Drama Of Discovery Draws Amateur Archaeologists, Says UF Researcher
April 26, 1996
GAINESVILLE—Learning something new about something old explains part of archaeology’s lure to legions of amateurs who follow their passion despite bug bites, bad food and nonexistent plumbing, says a University of Florida anthropologist.
“There is nothing quite like holding a 10,000-year-old stone spearhead in your hand and trying to recreate why it was made and how it was used,” said Barbara Purdy, a UF anthropology professor emeritus and author of the new book “How to do Archaeology the Right Way.” “Although a painstaking science, archaeology is also a very human science because it connects us to the people of the past.”
Yet the drama of discovery is rare, compared to the drudgery of the work and occupational hazards of field sites that are sometimes remote and primitive, she said.
Purdy encounters many people who say they have always wanted to be archaeologists. “Most of the time archaeology is not exciting at all,” she said. “It is dirty, tedious, underfunded work that carries the danger of bug bites, snake bites, bad weather, bad food, and in some cases, bad company.”
Florida is a bonanza to archaeologists because its rich, water-saturated peat bogs beautifully preserve ancient wood carvings, whole hickory nuts and squash seeds, which give valuable dietary clues.

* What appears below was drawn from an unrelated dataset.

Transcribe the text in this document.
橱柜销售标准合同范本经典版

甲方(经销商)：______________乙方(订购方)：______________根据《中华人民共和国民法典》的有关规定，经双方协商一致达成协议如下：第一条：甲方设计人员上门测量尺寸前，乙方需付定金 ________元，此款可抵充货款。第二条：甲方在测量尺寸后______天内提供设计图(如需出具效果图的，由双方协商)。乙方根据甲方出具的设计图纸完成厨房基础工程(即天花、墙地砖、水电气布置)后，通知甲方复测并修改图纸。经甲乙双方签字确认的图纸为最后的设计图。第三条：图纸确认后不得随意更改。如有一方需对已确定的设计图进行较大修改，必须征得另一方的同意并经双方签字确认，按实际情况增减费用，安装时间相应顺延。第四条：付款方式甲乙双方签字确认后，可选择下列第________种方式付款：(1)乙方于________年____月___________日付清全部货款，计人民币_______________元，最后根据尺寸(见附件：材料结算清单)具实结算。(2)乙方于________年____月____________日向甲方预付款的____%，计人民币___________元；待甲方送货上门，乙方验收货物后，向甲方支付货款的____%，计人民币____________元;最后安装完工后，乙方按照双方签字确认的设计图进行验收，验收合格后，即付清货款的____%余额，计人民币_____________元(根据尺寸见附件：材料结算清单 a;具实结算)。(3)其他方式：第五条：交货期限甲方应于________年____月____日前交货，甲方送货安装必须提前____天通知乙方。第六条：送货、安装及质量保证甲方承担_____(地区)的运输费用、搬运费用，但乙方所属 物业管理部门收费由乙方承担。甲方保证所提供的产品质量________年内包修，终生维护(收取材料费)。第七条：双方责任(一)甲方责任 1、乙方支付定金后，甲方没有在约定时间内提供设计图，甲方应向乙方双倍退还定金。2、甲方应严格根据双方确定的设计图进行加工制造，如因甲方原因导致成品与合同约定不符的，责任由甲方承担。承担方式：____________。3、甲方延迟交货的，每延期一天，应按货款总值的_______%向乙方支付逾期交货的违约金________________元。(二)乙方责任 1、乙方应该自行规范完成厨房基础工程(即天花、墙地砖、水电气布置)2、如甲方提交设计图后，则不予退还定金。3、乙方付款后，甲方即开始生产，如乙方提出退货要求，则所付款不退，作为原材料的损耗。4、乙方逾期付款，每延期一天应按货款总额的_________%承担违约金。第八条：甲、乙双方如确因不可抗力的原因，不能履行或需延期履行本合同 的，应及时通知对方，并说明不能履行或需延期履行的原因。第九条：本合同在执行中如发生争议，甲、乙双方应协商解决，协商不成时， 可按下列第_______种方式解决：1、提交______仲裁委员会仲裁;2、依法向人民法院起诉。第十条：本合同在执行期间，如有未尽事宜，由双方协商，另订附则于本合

Even human brain tissue is sometimes found preserved, she said.
“Archaeologists around the world are simply amazed at the information we have in Florida,” Purdy said. “One wonders why everybody gets so excited about the Ice Man of the Alps — one man with a few tools — when we have unbelievably spectacular sites in Florida like Windover, where brain tissue was found oozing out of human crania.”
Purdy believes one reason the Ice Man gets more respect than Florida’s antiquities is that Americans of European descent consider the Ice Man their ancestor, in contrast to the Native Americans who lived here thousands of years ago.
People are similarly more impressed with archaeological finds from other parts of the world. “Whenever there is a traveling exhibit like King Tut or gold masks from China, literally millions of people try to see them,” Purdy said. “But the skills involved in fashioning some of the materials we have in Florida are equally as great as the skills needed to fashion gold or silver or stone.”
The springs are one feature of Florida’s natural environment that draws increasing numbers of amateurs to archaeology, be it to search for rare Paleo-Indian artifacts, treasures from 17th-century shipwrecks or fossilized remains of Pleistocene mammals, Purdy said. By identifying and reporting these underwater sites to professional archaeologists, amateurs perform a valuable service for professional archaeologists, many of whom do not dive.
Amateur and professional archaeologists have maintained a love-hate relationship over the years because, while amateurs can help the professionals, they can also foul up scientific research when they dig improperly and plunder, Purdy said.
“Since professionals go about their work very systematically, they don’t have time to open up as much territory and are less likely to find pristine, beautiful pieces,” she said. “That’s why all the real goodies are in the hands of amateurs.”
One of the most common mistakes amateurs make is not collecting everything they find at a site. “They’ll take only the spearheads, or the pottery bowls, or maybe a human skull and put it on their mantle,” Purdy said.
If they find stone spearheads with pottery sherds, they take only the spearheads because the pots are not intact, she said.
“How often are you going to find a whole pot?” Purdy said. “Archaeologists use the sherds to date and interpret the people’s way of life. Because the time period is often in limbo, these pieces of pottery are important.”
Pottery indicates that a site is younger than 4,000 years because ceramics did not exist in Florida before then, she explained.
Despite some bad examples, many amateurs yearn to learn proper techniques, often joining local archaeology groups to do so, Purdy said. And in a rapidly growing state like Florida, the biggest future threat to the state’s archaeological heritage comes not from the amateurs, but from development, she said.